How is the newly raised set point brought back down to equilibrium?

A

Anti-prostaglandins are introduced to prevent prostaglandin from being produced from hypothalamus. With the loss of prostaglandin, thermoreceptors and finally override the increase heat message and let the hypothalamus know that temperature is way too high. The control center/hypothalamus will then send output to sweat glands (effectors) to cool the body down. This process will bring the fever down to normal body temp.

61
Q

Negative Feedback System

A

System in which the effectors cause the change in the controlled condition to reverse and return to the normal state.

something is being taken away to bring back to normal

62
Q

True or False:

Negative feedback systems are the common way body homeostasis is maintained.

A

True.

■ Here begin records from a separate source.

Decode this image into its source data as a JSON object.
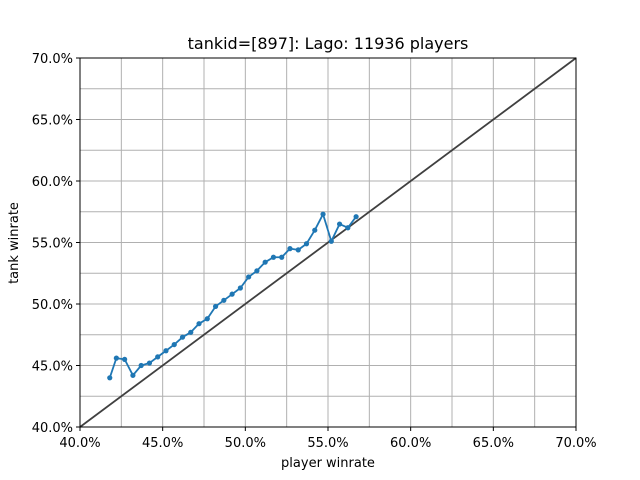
{
  "chart_data": {
    "type": "line",
    "title": "tankid=[897]: Lago: 11936 players",
    "xlabel": "player winrate",
    "ylabel": "tank winrate",
    "xlim": [
      0.4,
      0.7
    ],
    "ylim": [
      0.4,
      0.7
    ],
    "grid": true,
    "x_ticks": [
      0.4,
      0.45,
      0.5,
      0.55,
      0.6,
      0.65,
      0.7
    ],
    "x_tick_labels": [
      "40.0%",
      "45.0%",
      "50.0%",
      "55.0%",
      "60.0%",
      "65.0%",
      "70.0%"
    ],
    "y_ticks": [
      0.4,
      0.45,
      0.5,
      0.55,
      0.6,
      0.65,
      0.7
    ],
    "y_tick_labels": [
      "40.0%",
      "45.0%",
      "50.0%",
      "55.0%",
      "60.0%",
      "65.0%",
      "70.0%"
    ],
    "minor_grid_step": 0.025,
    "colors": {
      "series": "#1f77b4",
      "reference": "#404040",
      "grid": "#b0b0b0"
    },
    "reference_line": {
      "x": [
        0.4,
        0.7
      ],
      "y": [
        0.4,
        0.7
      ]
    },
    "series": [
      {
        "x": [
          0.418,
          0.422,
          0.427,
          0.432,
          0.437,
          0.442,
          0.447,
          0.452,
          0.457,
          0.462,
          0.467,
          0.472,
          0.477,
          0.482,
          0.487,
          0.492,
          0.497,
          0.502,
          0.507,
          0.512,
          0.517,
          0.522,
          0.527,
          0.532,
          0.537,
          0.542,
          0.547,
          0.552,
          0.557,
          0.562,
          0.567
        ],
        "y": [
          0.44,
          0.456,
          0.455,
          0.442,
          0.45,
          0.452,
          0.457,
          0.462,
          0.467,
          0.473,
          0.477,
          0.484,
          0.488,
          0.498,
          0.503,
          0.508,
          0.513,
          0.522,
          0.527,
          0.534,
          0.538,
          0.538,
          0.545,
          0.544,
          0.549,
          0.56,
          0.573,
          0.551,
          0.565,
          0.562,
          0.571
        ]
      }
    ]
  }
}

Positive feedback loops are in pregnancy.

63
Q

Describe a negative feedback loop involving decreased blood pressure.

A

Say you are lying down for a nap, but nap time is over so you stand up to get out of the bed. When you stand up, your BP will fall bc there is less blood being brought back to the heart due to gravity taking it all to the lower body first. This BP fall is a stimulis recognized by baroreceptors in the arteries, and they relay this input via sensory nerve fibers. Those sensory nerve fibers travel to the medulla oblongata control center. The CC the sends an output message to cardiac muscle via motor fibers to increase contraction, therefore increasing heart rate. Increased heart rate means more force of blood being pumped, therefore we see an increase in BP.